While attempting to port a profiler designed to work with the Microsoft compiler's /Gh and /GH (generate _penter and _pexit) options, I have rediscovered a problem that was previously filed as bug #23296: "When compiling code with gcc 4.0.0 or 4.0.1 and when specifying both the -finstrument-functions and the -O3 options, then __cyg_profile_func_enter() is called two or more times successively with exactly the same arguments (called function pointer and call site pointer). This should never happen." This was marked INVALID with the comment: "This is not a bug, this is how it works now in 4.0.0 and above with respect with the inliner."
However, this makes it more difficult to implement an efficient and accurate profiler. The inlined functions look just like regular ones, and can't be billed to the called function, because the called function doesn't appear in the binary, and its address wouldn't be given to __cyg_profile_func_enter even if it were. So the only semantics a profiler could get out of this are "a function would have been called here if it hadn't been inlined, but we don't know what it was in any case." And when lots of functions are inlined, we'll take a significant time hit (and possibly disturb pipelining and optimization) to get this effectively useless knowledge. The best we can do is say "-fno-inline" to turn off inlining altogether, and accept a slower and less accurate profiler.
I would like to have another option (or to change the semantics of the existing option) that would cause inlined function calls to behave as if they had __attribute((no_instrument_function)). If this was too hard, it would also be acceptable to make it be a little more heuristic and cause possibly-inlined function calls to behave as if they had __attribute((no_instrument_function). Although I'm not familiar with the gcc codebase, I can imagine this working by making a change in expand_function_start in gcc/function.c:
&& ! DECL_NO_INSTRUMENT_FUNCTION_ENTRY_EXIT (subr));
&& ! DECL_NO_INSTRUMENT_FUNCTION_ENTRY_EXIT (subr)

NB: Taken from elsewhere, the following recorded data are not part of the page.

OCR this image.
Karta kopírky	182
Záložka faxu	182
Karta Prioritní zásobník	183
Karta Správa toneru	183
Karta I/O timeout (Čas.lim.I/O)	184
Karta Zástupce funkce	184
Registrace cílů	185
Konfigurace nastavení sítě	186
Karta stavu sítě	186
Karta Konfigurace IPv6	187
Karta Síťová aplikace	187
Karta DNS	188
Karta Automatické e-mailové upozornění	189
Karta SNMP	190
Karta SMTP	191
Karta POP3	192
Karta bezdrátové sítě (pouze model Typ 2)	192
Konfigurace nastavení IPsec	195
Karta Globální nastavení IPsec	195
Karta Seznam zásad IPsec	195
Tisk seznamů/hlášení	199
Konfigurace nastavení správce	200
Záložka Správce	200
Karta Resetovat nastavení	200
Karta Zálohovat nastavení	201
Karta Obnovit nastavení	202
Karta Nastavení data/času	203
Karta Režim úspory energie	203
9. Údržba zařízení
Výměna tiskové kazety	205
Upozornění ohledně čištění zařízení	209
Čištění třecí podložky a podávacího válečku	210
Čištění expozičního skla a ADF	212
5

&& ! tree_inlinable_function_p (subr));
(In reply to comment #0)
> The best we can do is say
> "-fno-inline" to turn off inlining altogether, and accept a slower and less
> accurate profiler.
This is problematic as well, due to the existence of __attribute__((always_inline)), which causes functions to be inlined efen when -fno-inline is specified. In particular, my code calls functions defined by the system header emmintrin.h as always inlined.
Confirmed, it is a little hard as -finstrument-functions now applied before inlining.
Would it be feasible to pass a different function address for inlined functions? In particular, it should not be the same address as the parent function.
I seem to recall that in previous versions (2.95.x, 3.x) of GCC __cyg_profile_func_enter() used the call location of an inlined function as
This is somewhere in the middle of the parent function, which makes sense somehow. Any invalid address could be used as well.
In the end, the user could be aware of a function being inlined.